V. Social Themes: 20. A. Bowie, “Myth and ritual in the rivals of Aristophanes”; 21. J. Wilkins, “Edible Choruses”; 22. N. Fisher, “Symposiasts, fish-eaters and flatterers: social mobility and moral concerns”; 23. A. Dalby, ” Topikos Oinos : the named wines of Old Comedy”; 24. E. Hall, “Female figures and metapoetry in Old Comedy”; 25. C. Carey, “Old Comedy and the sophists”; 26. A. Sommerstein, “Platon, Eupolis and the ‘demagogue-comedy'”; 27. P. Ceccarelli, “Life among the savages and escape from the city in Old Comedy”; 28. I. Ruffel, “The World Turned Upside Down: utopia and utopianism in the fragments of Old Comedy.”

These two sections are naturally not mutually exclusive and there is much overlap between them. Most contributions in these sections take one of two approaches: either fragments relevant to a particular theme are collected and discussed or an aspect of Aristophanes’ extant plays is identified and then an attempt made to determine whether or not the same feature can be found in the fragments of other comic poets. The former approach tends to result more often in what to my mind are more satisfying and useful conclusions, while the latter is frequently forced to rely upon negative evidence. The contributors do generally acknowledge the problems implicit in comparing the extant plays of Aristophanes to the comic fragments but vary widely in the degree to which they accept the fragments as presenting a more or less accurate picture. A more compelling approach would be to move from the extant plays of Aristophanes to his fragments and from there to the fragments of other poets. Although this volume is not necessarily the place for extended treatment of Aristophanes’ fragments, the shortcomings exposed by neglecting them highlight the need for work in this area.

The volume as a whole is well-produced and for the most part contains few typos. Errors in the bibliographical references, however, are irritatingly frequent.
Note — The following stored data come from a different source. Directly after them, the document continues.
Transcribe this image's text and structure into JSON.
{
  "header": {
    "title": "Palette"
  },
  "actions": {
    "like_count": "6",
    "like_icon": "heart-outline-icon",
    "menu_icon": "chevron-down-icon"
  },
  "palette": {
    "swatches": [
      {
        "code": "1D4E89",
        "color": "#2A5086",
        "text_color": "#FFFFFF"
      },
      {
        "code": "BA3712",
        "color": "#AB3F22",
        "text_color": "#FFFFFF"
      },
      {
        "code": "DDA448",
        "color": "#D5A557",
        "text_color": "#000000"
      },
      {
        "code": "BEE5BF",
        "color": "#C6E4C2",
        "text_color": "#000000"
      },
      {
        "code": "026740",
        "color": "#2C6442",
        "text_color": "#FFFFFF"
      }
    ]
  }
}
Often either the wrong year is given (e.g. Dover 1958 for Dover 1965) or reference is made (only by author and year) to an item which does not appear in the individual article’s bibliography (sometimes, but not always, the item can be found in the general bibliography). Texts of the fragments usually follow Poetae Comici Graeci, although the punctuation not infrequently differs, and it is not always clear whether the difference is intentional. That said, this volume clearly demonstrates the wide range of work which can be done on the comic fragments and makes an important step toward filling in some of the outstanding gaps. For a number of important poets and topics relevant to the fragments of Old Comedy this work will undoubtedly be a basic tool for discussion and bibliography. Despite its occasional flaws, I have certainly used the book with profit and expect others will do the same.